Shabazz and her sister Qubilah Shabazz met with Erdoğan, first lady Emine Erdoğan and their daughter Esra on Monday in New York, amid the president's visit for the U.N. General Assembly session.
"It was my great honor to meet with such a leader, especially in the name of human dignity, compassion and social justice," Shabazz told an Anadolu Agency correspondent in New York after the meeting.
Shabazz said the meeting with the Erdoğans was particularly meaningful because they "represent" the legacy of Malcolm X.
"My father's legacy points to the humanity of each individual. We are all brothers in the sight of Allah. Therefore, he doesn't go on about religion, color, race. He talks about dividing the wrong from the right. When we see something wrong, we should to do something to change it," she said.
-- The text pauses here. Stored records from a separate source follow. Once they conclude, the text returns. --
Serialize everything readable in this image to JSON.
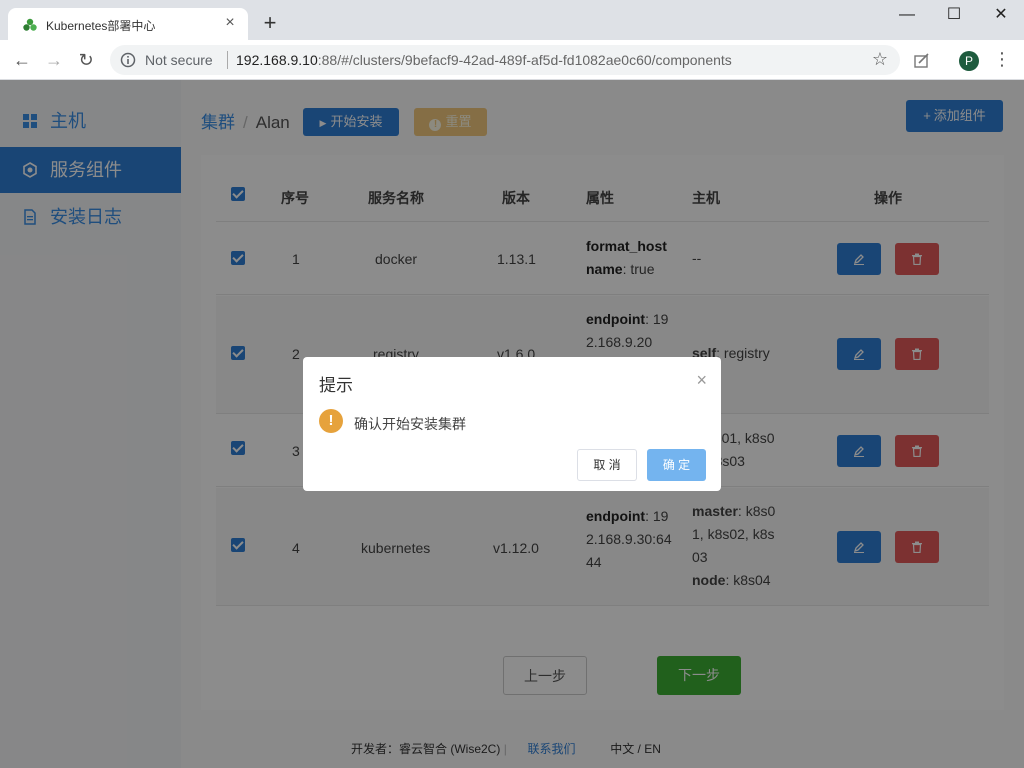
{
  "browser": {
    "tab_title": "Kubernetes部署中心",
    "tab_close": "×",
    "new_tab": "+",
    "security_label": "Not secure",
    "url_host": "192.168.9.10",
    "url_rest": ":88/#/clusters/9befacf9-42ad-489f-af5d-fd1082ae0c60/components",
    "profile_initial": "P",
    "minimize": "—",
    "maximize": "☐",
    "close": "✕"
  },
  "sidebar": {
    "items": [
      {
        "label": "主机",
        "icon": "grid-icon"
      },
      {
        "label": "服务组件",
        "icon": "component-icon"
      },
      {
        "label": "安装日志",
        "icon": "document-icon"
      }
    ]
  },
  "breadcrumb": {
    "parent": "集群",
    "separator": "/",
    "current": "Alan"
  },
  "toolbar": {
    "start_label": "开始安装",
    "reset_label": "重置",
    "add_label": "添加组件"
  },
  "table": {
    "headers": {
      "index": "序号",
      "name": "服务名称",
      "version": "版本",
      "attrs": "属性",
      "hosts": "主机",
      "actions": "操作"
    },
    "rows": [
      {
        "index": "1",
        "name": "docker",
        "version": "1.13.1",
        "attr_lines": [
          {
            "key": "format_host",
            "val": ""
          },
          {
            "key": "name",
            "val": ": true"
          }
        ],
        "host_lines": [
          {
            "key": "",
            "val": "--"
          }
        ]
      },
      {
        "index": "2",
        "name": "registry",
        "version": "v1.6.0",
        "attr_lines": [
          {
            "key": "endpoint",
            "val": ": 192.168.9.20"
          }
        ],
        "host_lines": [
          {
            "key": "self",
            "val": ": registry"
          }
        ]
      },
      {
        "index": "3",
        "name": "",
        "version": "",
        "attr_lines": [],
        "host_lines": [
          {
            "key": "",
            "val": ": k8s01, k8s02, k8s03"
          }
        ]
      },
      {
        "index": "4",
        "name": "kubernetes",
        "version": "v1.12.0",
        "attr_lines": [
          {
            "key": "endpoint",
            "val": ": 192.168.9.30:6444"
          }
        ],
        "host_lines": [
          {
            "key": "master",
            "val": ": k8s01, k8s02, k8s03"
          },
          {
            "key": "node",
            "val": ": k8s04"
          }
        ]
      }
    ]
  },
  "nav": {
    "prev": "上一步",
    "next": "下一步"
  },
  "footer": {
    "developer": "开发者：睿云智合 (Wise2C)",
    "divider": "|",
    "contact": "联系我们",
    "lang": "中文 / EN"
  },
  "dialog": {
    "title": "提示",
    "close": "×",
    "icon": "!",
    "message": "确认开始安装集群",
    "cancel": "取 消",
    "ok": "确 定"
  },
  "colors": {
    "primary": "#2f7fd6",
    "danger": "#e25a5a",
    "success": "#3cb034",
    "warning": "#e6a23c"
  }
}
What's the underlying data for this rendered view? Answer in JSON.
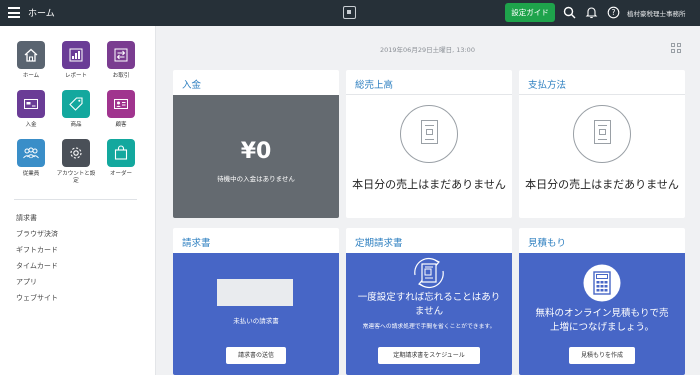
{
  "topbar": {
    "title": "ホーム",
    "setup_guide": "設定ガイド",
    "office_name": "植村豪税理士事務所"
  },
  "sidebar": {
    "tiles": [
      {
        "label": "ホーム",
        "color": "#5a6470",
        "icon": "home-icon"
      },
      {
        "label": "レポート",
        "color": "#6a3c96",
        "icon": "bar-chart-icon"
      },
      {
        "label": "お取引",
        "color": "#7a3c90",
        "icon": "transfer-icon"
      },
      {
        "label": "入金",
        "color": "#6a3c96",
        "icon": "deposit-icon"
      },
      {
        "label": "商品",
        "color": "#13a89e",
        "icon": "tag-icon"
      },
      {
        "label": "顧客",
        "color": "#a0348e",
        "icon": "id-card-icon"
      },
      {
        "label": "従業員",
        "color": "#3a8ec8",
        "icon": "people-icon"
      },
      {
        "label": "アカウントと設定",
        "color": "#4a5058",
        "icon": "gear-icon"
      },
      {
        "label": "オーダー",
        "color": "#13a89e",
        "icon": "bag-icon"
      }
    ],
    "links": [
      "請求書",
      "ブラウザ決済",
      "ギフトカード",
      "タイムカード",
      "アプリ",
      "ウェブサイト"
    ]
  },
  "date_line": "2019年06月29日土曜日, 13:00",
  "cards": {
    "deposit": {
      "title": "入金",
      "amount": "¥0",
      "subtitle": "待機中の入金はありません"
    },
    "gross_sales": {
      "title": "総売上高",
      "message": "本日分の売上はまだありません"
    },
    "payment_method": {
      "title": "支払方法",
      "message": "本日分の売上はまだありません"
    },
    "invoices": {
      "title": "請求書",
      "status": "未払いの請求書",
      "button": "請求書の送信"
    },
    "recurring": {
      "title": "定期請求書",
      "headline": "一度設定すれば忘れることはありません",
      "sub": "常連客への請求処理で手間を省くことができます。",
      "button": "定期請求書をスケジュール"
    },
    "estimates": {
      "title": "見積もり",
      "headline": "無料のオンライン見積もりで売上増につなげましょう。",
      "button": "見積もりを作成"
    }
  }
}
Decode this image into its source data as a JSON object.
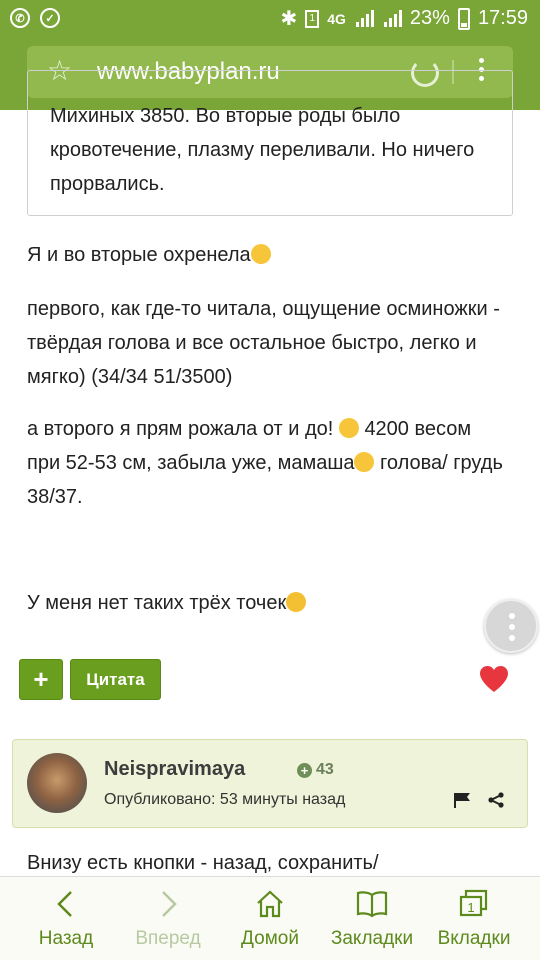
{
  "status_bar": {
    "network": "4G",
    "battery": "23%",
    "time": "17:59"
  },
  "browser": {
    "url": "www.babyplan.ru"
  },
  "post": {
    "quote_text": "Михиных 3850. Во вторые роды было кровотечение, плазму переливали. Но ничего прорвались.",
    "p1": "Я и во вторые охренела",
    "p2": "первого, как где-то читала, ощущение осминожки - твёрдая голова и все остальное быстро, легко и мягко) (34/34 51/3500)",
    "p3a": "а второго я прям рожала от и до!",
    "p3b": "4200 весом при 52-53 см, забыла уже, мамаша",
    "p3c": "голова/ грудь 38/37.",
    "p4": "У меня нет таких трёх точек",
    "plus_label": "+",
    "quote_label": "Цитата"
  },
  "author": {
    "name": "Neispravimaya",
    "reputation": "43",
    "published": "Опубликовано: 53 минуты назад"
  },
  "next_post": {
    "text_partial": "Внизу есть кнопки - назад, сохранить/"
  },
  "bottom_nav": {
    "back": "Назад",
    "forward": "Вперед",
    "home": "Домой",
    "bookmarks": "Закладки",
    "tabs": "Вкладки",
    "tabs_count": "1"
  },
  "colors": {
    "brand_green": "#7aa537",
    "button_green": "#6a9e1f",
    "heart_red": "#e8363f"
  }
}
Shabazz praised Turkey's humanitarian efforts, particularly the welcoming of millions of Syrian refugees, as an example to the rest of the world.
"The country has opened its doors to 3.5 million refugees, leaving no room to say anything else, because there are people talking about building walls around the world and those who do not understand mercy."
Shabazz said she's always happy to meet with Turks, telling AA: "The Turkish people are really polite. They don't care about people's color, gender or anything else."
Mentioning Turkish biochemist Aziz Sancar, Shabazz said: "I ask people, 'You see how gentle, unassuming and neutral Dr. Aziz is, right?' He meets with people from different backgrounds, women, children. He has no prejudice against them. I tell people, 'This is Turkey.'"
Shabazz also attended a panel organized by the Turkish SETA Foundation in New York on Monday alongside first lady Erdoğan, who spoke about humanitarian aid and refugees at the event.
Malcolm X is seen as one of the most influential African Americans who fought against racism in the United States.
He encountered the sect "Nation of Islam" while serving a prison sentence in the 1940s, changing his name from Malcolm Little to Malcolm X. After his release, he went on a pilgrimage to Mecca and converted to Sunni Islam, adopting an egalitarian perspective that empowered him for the rest of his life.
Malcolm X became a champion of civil rights and herald of the true Islam in American society. He visited Africa twice during his lifetime and delivered numerous speeches about the liberalization of black people as well as all oppressed people.
He was killed by three armed attackers while he was giving a speech in New York on Feb. 21, 1965.